The question of transhumanism is an interesting one for believers then. Transhumanism blurs with basic improvements of body and mind that no one can disagree with, although the problem seems to come when we believe in the possibility of a fundamental overcoming of our own nature. Thiel suggests the Orthodox criticism of transgenderism is that it doesn’t go far enough, but surely instead it would be that it involves an attempt to play God rather than be united with God, a rejection of our nature and embodiment rather than a purifying of it. A man trying to become a woman does not achieve the leap but rather confuses his own nature, and as such it is not a transhuman improvement as much as a rejection of an inherent givenness, a reduction rather than an increase in order. A Christian might observe that no matter how powerful our ability to alter ourselves becomes, it is entirely meaningless without a grounding of that givenness in a self-understanding that gives our nature inherent meaning and a morally responsible attitude towards ourselves and others.
Peter Thiel out here like a Silicon Valley Rasputin, trying to upload theosis to the cloud while dodging the Cross like it’s a bad stock option.
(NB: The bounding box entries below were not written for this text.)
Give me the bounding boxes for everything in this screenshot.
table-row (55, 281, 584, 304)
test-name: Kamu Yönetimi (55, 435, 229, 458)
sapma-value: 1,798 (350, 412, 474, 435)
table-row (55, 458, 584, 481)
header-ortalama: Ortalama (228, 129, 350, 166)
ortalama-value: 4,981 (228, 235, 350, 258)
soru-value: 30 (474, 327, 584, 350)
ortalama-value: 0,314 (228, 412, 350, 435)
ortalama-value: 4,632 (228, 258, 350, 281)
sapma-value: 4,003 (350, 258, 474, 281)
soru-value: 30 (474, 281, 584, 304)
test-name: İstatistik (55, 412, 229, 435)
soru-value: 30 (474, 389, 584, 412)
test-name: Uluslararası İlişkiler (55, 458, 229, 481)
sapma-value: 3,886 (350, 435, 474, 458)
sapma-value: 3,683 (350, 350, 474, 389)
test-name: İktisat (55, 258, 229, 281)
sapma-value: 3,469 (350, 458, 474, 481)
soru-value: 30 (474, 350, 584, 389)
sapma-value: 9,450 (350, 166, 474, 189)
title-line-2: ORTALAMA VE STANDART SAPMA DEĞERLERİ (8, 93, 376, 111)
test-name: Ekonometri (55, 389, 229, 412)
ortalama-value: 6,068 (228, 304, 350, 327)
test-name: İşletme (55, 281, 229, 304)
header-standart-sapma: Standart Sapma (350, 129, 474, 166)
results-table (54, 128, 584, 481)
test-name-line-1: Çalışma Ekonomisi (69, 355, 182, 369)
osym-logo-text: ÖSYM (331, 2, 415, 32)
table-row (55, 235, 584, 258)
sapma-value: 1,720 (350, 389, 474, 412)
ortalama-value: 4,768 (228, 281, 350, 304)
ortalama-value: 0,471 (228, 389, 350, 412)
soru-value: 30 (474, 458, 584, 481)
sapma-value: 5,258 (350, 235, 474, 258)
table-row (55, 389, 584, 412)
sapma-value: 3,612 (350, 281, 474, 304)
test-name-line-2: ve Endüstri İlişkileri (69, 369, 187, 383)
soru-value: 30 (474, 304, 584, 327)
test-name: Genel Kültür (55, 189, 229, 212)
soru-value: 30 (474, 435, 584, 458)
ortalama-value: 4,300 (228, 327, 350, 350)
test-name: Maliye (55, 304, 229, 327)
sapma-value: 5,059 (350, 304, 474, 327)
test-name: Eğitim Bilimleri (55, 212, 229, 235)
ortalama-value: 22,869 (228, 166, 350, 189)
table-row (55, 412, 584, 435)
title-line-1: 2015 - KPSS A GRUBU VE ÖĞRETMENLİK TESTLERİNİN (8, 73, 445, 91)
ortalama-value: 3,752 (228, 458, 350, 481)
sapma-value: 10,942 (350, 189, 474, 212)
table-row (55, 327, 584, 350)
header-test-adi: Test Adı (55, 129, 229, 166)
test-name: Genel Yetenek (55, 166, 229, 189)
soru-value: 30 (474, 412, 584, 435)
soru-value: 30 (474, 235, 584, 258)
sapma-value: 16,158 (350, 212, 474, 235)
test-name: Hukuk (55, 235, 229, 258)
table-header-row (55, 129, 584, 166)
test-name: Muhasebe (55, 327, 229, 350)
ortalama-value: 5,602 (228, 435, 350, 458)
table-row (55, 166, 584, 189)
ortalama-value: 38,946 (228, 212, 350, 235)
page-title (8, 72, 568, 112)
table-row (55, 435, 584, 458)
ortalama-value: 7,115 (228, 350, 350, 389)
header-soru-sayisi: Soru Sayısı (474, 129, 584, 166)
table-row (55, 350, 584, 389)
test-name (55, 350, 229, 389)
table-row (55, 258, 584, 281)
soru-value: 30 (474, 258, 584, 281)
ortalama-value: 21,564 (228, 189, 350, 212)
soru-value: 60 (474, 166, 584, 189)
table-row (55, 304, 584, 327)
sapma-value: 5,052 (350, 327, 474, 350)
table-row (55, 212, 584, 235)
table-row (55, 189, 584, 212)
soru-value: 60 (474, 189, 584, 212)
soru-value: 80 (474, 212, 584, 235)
Let’s be real: calling the Orthodox tradition pro-transhumanism because Fyodorov dreamt of resurrecting grandma with particle physics is like saying Jesus endorsed Bitcoin because he flipped a few tables.
Transhumanism isn’t theosis. It’s techno-gnosticism in drag—trying to escape the body not through grace, but through gadgets. But in the tradition of Christ and the saints, the body isn't a glitch to be patched. It’s a temple that suffers, weeps, resurrects, and feeds the hungry.
And invoking the Antichrist every time the FDA updates safety guidelines? That’s not prophecy. That’s just libertarian paranoia dressed up as revelation.
Matt nailed it: the Orthodox vision of transformation isn't about bypassing death with billion-dollar blood transfusions. It’s about dying before you die, waking up, and learning to love your neighbor—preferably before replacing them with AI.